Countries looking for concrete solutions in this area could learn from an integrated approach pioneered by WaterAid Nepal on hygiene promotion through routine immunisation, which is now being scaled up to nationwide under the leadership of Nepal’s Ministry of Health, with our capacity-building support. This approach recognised that a new mother will take her baby to an immunisation clinic at least five times in the first nine months of the child's life, making this an excellent point of contact where health workers can promote good hygiene behaviours that will improve children’s and families’ health. Other countries in South Asia and Africa have experimented with similar approaches and are keen to learn, adapt and scale up.

Another key focus for the global health community in 2020 will be the Nutrition for Growth events spearheaded by the Government of Japan around the Tokyo 2020 Olympics. These will seek new financing commitments from governments and donors towards ending malnutrition.

This is another area where we at WaterAid have been working hard to contribute to understanding of how an integrated approach combining WASH and nutrition can be beneficial. We have worked closely with the Scaling Up Nutrition (SUN) Movement and the Sanitation and Water for All (SWA) Partnership to champion a multisectoral approach and to document and share country experiences. At November’s SUN Global Gathering we supported a rich discussion on this, with experiences shared from Cambodia, Ethiopia, Madagascar, Mali and Nepal (read the event summary here). Will those making commitments at Nutrition for Growth emphasise a multisectoral approach to tackling malnutrition, with WASH as a priority?

Finally, it’s worth noting that when the world’s health ministers meet in Geneva in May for the annual World Health Assembly, they will be marking one year since they adopted the first-ever formal resolution to take action on WASH in healthcare facilities. That resolution, years in the making and ultimately adopted unanimously by all member states, was championed by the Health Ministers of Tanzania and Zambia, and drew wide support from countries as diverse as Australia, eSwatini, India, Nigeria and all European Union member states (yes, including the UK). 12 months later, will health ministers have taken concrete action to deliver on this promise? We’ll see.

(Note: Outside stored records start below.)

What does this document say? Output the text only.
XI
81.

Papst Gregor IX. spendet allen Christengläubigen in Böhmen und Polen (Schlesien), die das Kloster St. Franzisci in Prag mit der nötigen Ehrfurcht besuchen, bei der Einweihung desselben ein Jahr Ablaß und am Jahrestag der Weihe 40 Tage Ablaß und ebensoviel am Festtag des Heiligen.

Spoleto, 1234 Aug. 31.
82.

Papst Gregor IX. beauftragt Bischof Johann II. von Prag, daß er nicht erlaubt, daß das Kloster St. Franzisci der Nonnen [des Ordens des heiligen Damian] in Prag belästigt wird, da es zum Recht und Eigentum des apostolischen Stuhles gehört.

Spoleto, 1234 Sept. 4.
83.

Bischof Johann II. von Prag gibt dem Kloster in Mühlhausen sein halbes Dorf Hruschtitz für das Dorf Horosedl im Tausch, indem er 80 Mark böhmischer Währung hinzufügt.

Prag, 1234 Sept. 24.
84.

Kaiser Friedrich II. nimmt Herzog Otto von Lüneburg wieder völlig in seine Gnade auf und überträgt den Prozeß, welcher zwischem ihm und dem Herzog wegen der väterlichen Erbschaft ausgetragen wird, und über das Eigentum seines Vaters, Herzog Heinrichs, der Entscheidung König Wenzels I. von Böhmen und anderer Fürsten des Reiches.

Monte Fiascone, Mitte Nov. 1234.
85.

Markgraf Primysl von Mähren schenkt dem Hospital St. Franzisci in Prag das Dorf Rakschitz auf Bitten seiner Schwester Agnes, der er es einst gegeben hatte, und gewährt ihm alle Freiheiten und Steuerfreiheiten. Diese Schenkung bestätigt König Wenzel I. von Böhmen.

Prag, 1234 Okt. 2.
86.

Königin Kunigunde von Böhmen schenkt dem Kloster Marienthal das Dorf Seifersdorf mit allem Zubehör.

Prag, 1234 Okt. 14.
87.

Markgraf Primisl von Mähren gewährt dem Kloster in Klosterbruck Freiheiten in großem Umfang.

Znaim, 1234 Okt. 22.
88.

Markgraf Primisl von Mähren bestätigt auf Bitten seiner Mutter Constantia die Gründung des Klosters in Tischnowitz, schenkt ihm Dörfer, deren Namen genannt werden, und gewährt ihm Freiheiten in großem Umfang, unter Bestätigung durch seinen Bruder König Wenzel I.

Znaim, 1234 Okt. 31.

As WHO's list shows, the biggest global health challenges at hand – and thereby their solutions – are linked by cross-cutting issues unbounded by borders or sectors. Can we learn new ways of working effectively together, across ministries and across sectors to address them? Ultimately, as Dr Tedros makes clear, we have no choice but to do so if we are to realise the dream of health for all.

All the challenges in this list demand a response from more than just the health sector. We face shared threats and we have a shared responsibility to act.